Are black men paranoid?

Are black men paranoid?

We meet a lot of very interesting people in the bookshop, many with stories to tell and because the bookshop is a safe space many of them feel at peace to share their stories.

We were recently chatting to a senior psychologist from the NHS. We spoke about what she did and about mental health. She shared her frustrations and told us about her experience as a black woman in a role where black peoples needs are so often diminished and not considered real. As I had her attention, I asked her some simple questions. There is a disproportionate amount of black people (particularly men) in mental health institutions, is it because black people are more prone to mental health or is there another reason.

She gave me a long answer, but the part of her answer that has stuck with me is “A black man goes to the GP because he is feeling unwell and the GP sees that the black man has a high level of paranoia so he institutionalises him. Of course, he is paranoid, he is a black man, how else can he survive in this country”

A couple of days later I listened as a customer told me that sometimes her husband doesn’t come into the shop because it’s just easier. I looked at her and she looked back at me and said, “you know what I mean don’t you” and I did

Just this week my adult son was in an airport when a woman looked at him and his black friend who were in a departure lounge and told her friend she was worried about her bags.

I knew because I have seen it in the black men in my life, the things they gently avoid, not making a fuss, the attitudes they expect to encounter. The times they see people clutch their bags as they walk down the road. Just this week my adult son was in an airport when a woman looked at him and his black friend who were in a departure lounge and told her friend she was worried about her bags. You may think, so what, that happens to everyone. Maybe it has happened to you, maybe you’re a white guy, who can remember incidents when you were younger that sound familiar. The question is not if it happened to you, it’s how often did it happen to you?

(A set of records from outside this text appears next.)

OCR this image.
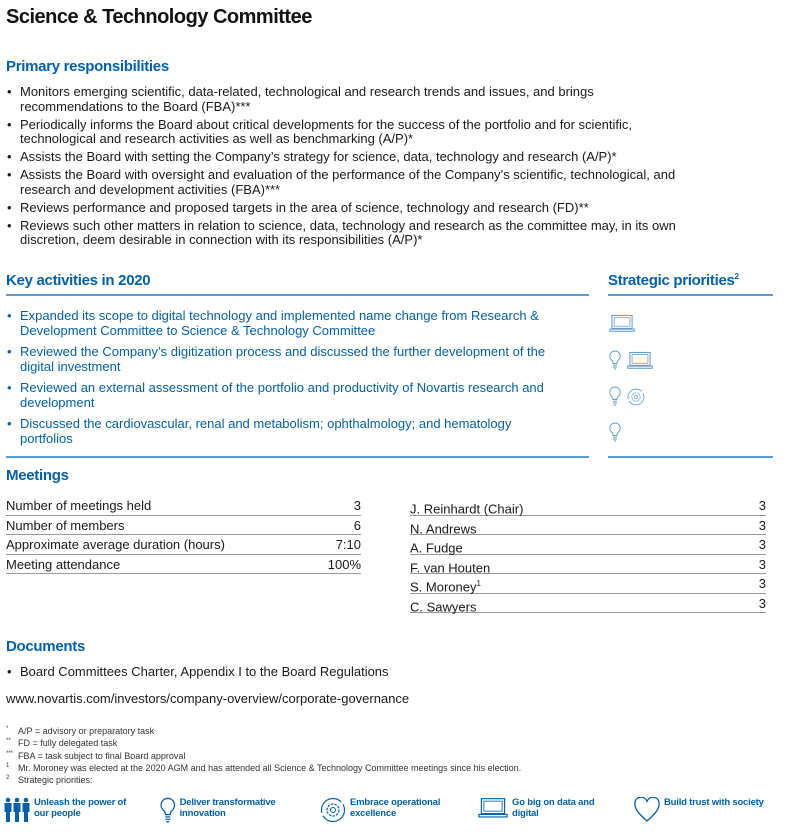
Science & Technology Committee
Primary responsibilities
• Monitors emerging scientific, data-related, technological and research trends and issues, and brings recommendations to the Board (FBA)***
• Periodically informs the Board about critical developments for the success of the portfolio and for scientific, technological and research activities as well as benchmarking (A/P)*
• Assists the Board with setting the Company’s strategy for science, data, technology and research (A/P)*
• Assists the Board with oversight and evaluation of the performance of the Company’s scientific, technological, and research and development activities (FBA)***
• Reviews performance and proposed targets in the area of science, technology and research (FD)**
• Reviews such other matters in relation to science, data, technology and research as the committee may, in its own discretion, deem desirable in connection with its responsibilities (A/P)*
Key activities in 2020	Strategic priorities$^2$
• Expanded its scope to digital technology and implemented name change from Research & Development Committee to Science & Technology Committee
• Reviewed the Company’s digitization process and discussed the further development of the digital investment
• Reviewed an external assessment of the portfolio and productivity of Novartis research and development
• Discussed the cardiovascular, renal and metabolism; ophthalmology; and hematology portfolios
Meetings
Number of meetings held	3
Number of members	6
Approximate average duration (hours)	7:10
Meeting attendance	100%
J. Reinhardt (Chair)	3
N. Andrews	3
A. Fudge	3
F. van Houten	3
S. Moroney$^1$	3
C. Sawyers	3
Documents
• Board Committees Charter, Appendix I to the Board Regulations
www.novartis.com/investors/company-overview/corporate-governance
* A/P = advisory or preparatory task
** FD = fully delegated task
*** FBA = task subject to final Board approval
1 Mr. Moroney was elected at the 2020 AGM and has attended all Science & Technology Committee meetings since his election.
2 Strategic priorities:
Unleash the power of our people
Deliver transformative innovation
Embrace operational excellence
Go big on data and digital
Build trust with society
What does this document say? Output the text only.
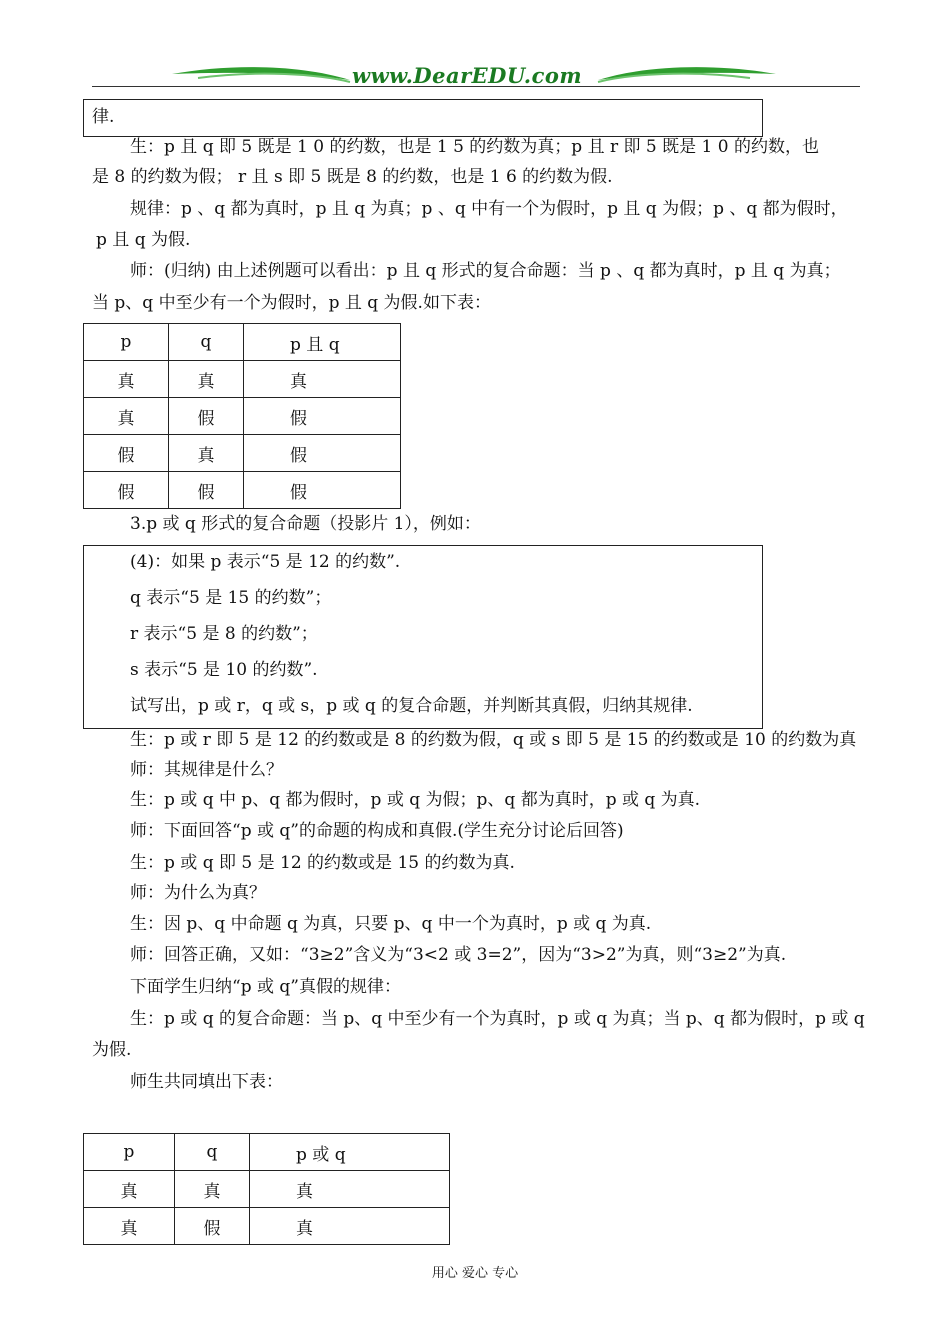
www.DearEDU.com
律.
生：p 且 q 即 5 既是 1 0 的约数，也是 1 5 的约数为真；p 且 r 即 5 既是 1 0 的约数，也
是 8 的约数为假； r 且 s 即 5 既是 8 的约数，也是 1 6 的约数为假.
规律：p 、q 都为真时，p 且 q 为真；p 、q 中有一个为假时，p 且 q 为假；p 、q 都为假时，
p 且 q 为假.
师：(归纳) 由上述例题可以看出：p 且 q 形式的复合命题：当 p 、q 都为真时，p 且 q 为真；
当 p、q 中至少有一个为假时，p 且 q 为假.如下表：
p	q	p 且 q
真	真	真
真	假	假
假	真	假
假	假	假
3.p 或 q 形式的复合命题（投影片 1），例如：
(4)：如果 p 表示“5 是 12 的约数”.
q 表示“5 是 15 的约数”；
r 表示“5 是 8 的约数”；
s 表示“5 是 10 的约数”.
试写出，p 或 r，q 或 s，p 或 q 的复合命题，并判断其真假，归纳其规律.
生：p 或 r 即 5 是 12 的约数或是 8 的约数为假，q 或 s 即 5 是 15 的约数或是 10 的约数为真
师：其规律是什么？
生：p 或 q 中 p、q 都为假时，p 或 q 为假；p、q 都为真时，p 或 q 为真.
师：下面回答“p 或 q”的命题的构成和真假.(学生充分讨论后回答)
生：p 或 q 即 5 是 12 的约数或是 15 的约数为真.
师：为什么为真？
生：因 p、q 中命题 q 为真，只要 p、q 中一个为真时，p 或 q 为真.
师：回答正确，又如：“3≥2”含义为“3<2 或 3=2”，因为“3>2”为真，则“3≥2”为真.
下面学生归纳“p 或 q”真假的规律：
生：p 或 q 的复合命题：当 p、q 中至少有一个为真时，p 或 q 为真；当 p、q 都为假时，p 或 q
为假.
师生共同填出下表：
p	q	p 或 q
真	真	真
真	假	真
用心 爱心 专心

Were you in a car minding your own business, when you were pulled over and humiliated in front of your partner by a young PC who kept calling you boy even though you were at least a decade older than him? (I can’t forget that day either)

Are you almost always followed around shops? Have you been refused entrance to a bar or club because there are already 3 other people who look like you inside? I could keep going. These aggressions are not micro they are macro.

So, the black man, tries to protect himself, he constantly reads situations, looks over his shoulder to keep himself safe, he looks after his family, particularly the constant assaults on the women in his life (but that’s another blog).

And then he becomes exhausted from it all. He tries to find safe spaces to express this exhaustion, but where are they? Who are the safe people? Can he tell his work colleagues that he is tired of second guessing why he can’t get served in a bar? Wondering if they can see the security staff following him around the shop. Can he explain to his college friends that the jokes and “banter” make him uncomfortable? He certainly doesn’t want to burden the black women in his life, who need him to be strong and already have so much to deal with. So, he bottles it. Keeps it to himself. But then the exhaustion starts to play havoc with his health and he is the one in hundreds who actually visit a doctor or a therapist of some sort. Only to be told he is paranoid.

You’re right he is. Because he needed to live for all the years before he got to this point.

So, what’s the answer. Because in case you needed me to say it, locking black men in mental institutions and pumping them with drugs is not the answer.

Listening. Mind blowing right?

What if black men were listened to? In the positions they hold in their workplaces, amongst their peers, friendship groups, when seeking advice. Because if you listened to them then health professionals would realise, they need better training to understand the black experience in the UK. They would recognise that listening therapies are just as applicable to black men. Because we all need to be listened to, we all need to be heard.

So, I’m giving this back to you. Because we are not bystanders to life, we are participants. Go and listen to a black man, really listen. It’s part of how you can be the change.